The tilt torn away from the seasons: the tip of the axis of the new planet no longer correlates to the lost weather and climate of the erstwhile home, and as we read Rogers’ poems we ourselves witness the seasons being torn from their previous rhythms through the ravages of climate change, the wages of centuries of exploitation of the earth’s natural and human resources. But also the bending of one person to another in intimacy, perhaps, the sound of two voices answering each other in a different atmosphere, the shifting “numbers” invoked at the beginning and end of the poem from the altered physics of the new terrain.
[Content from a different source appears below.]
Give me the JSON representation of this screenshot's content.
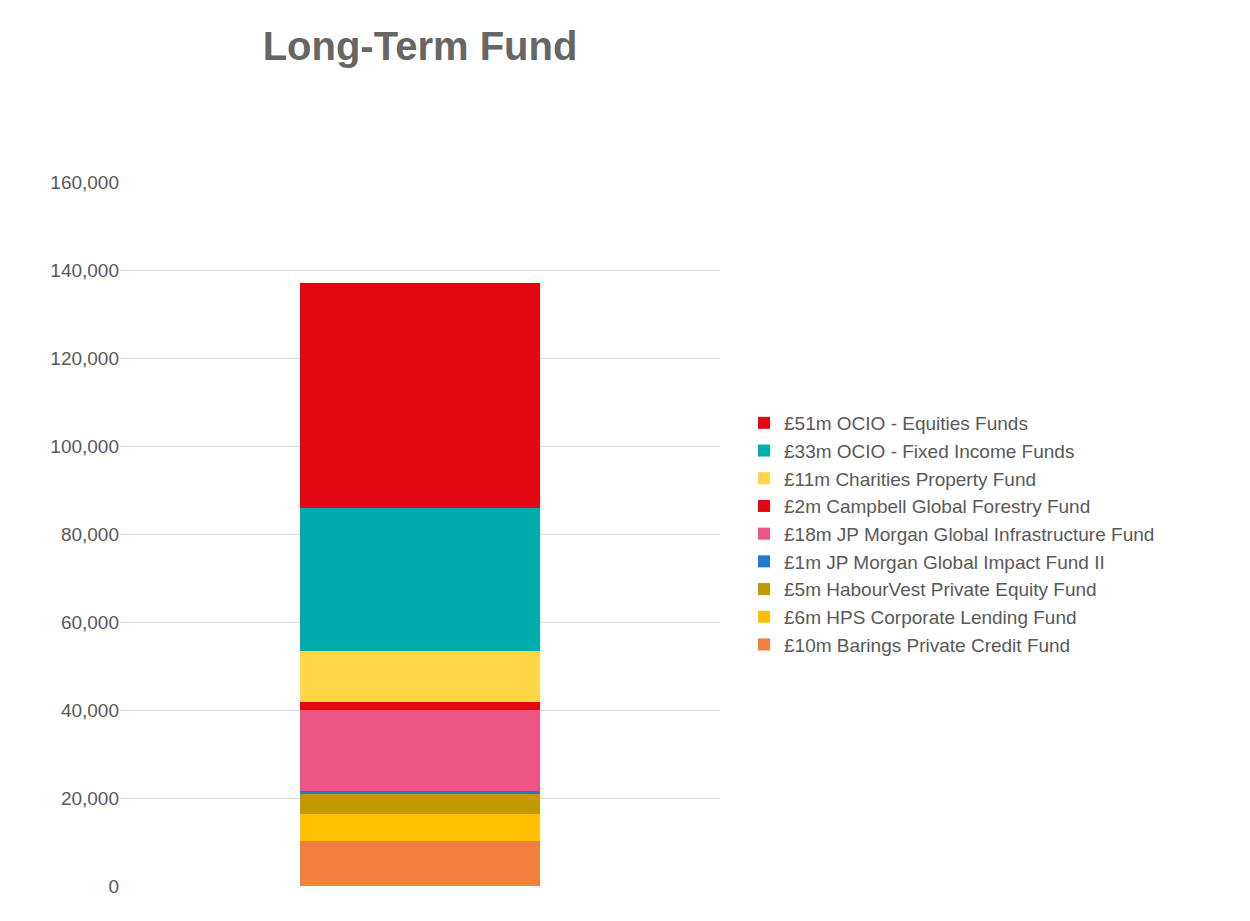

We have taken steps we cannot reverse, but can we, considering the speaker in the poem “Ecopoeisis,” resolve not just to “form more carefully,” but actually carefully enough—or is that an impossible task? The woman at the end of the final poem sings, as Rogers’ poems do; life even when ending or hopeless is still beautiful, persistent, singing even when the altered atmosphere changes the pitch, thinking of a past we regret and can never recover, taking (perhaps heedless or futile) risks for the good of others.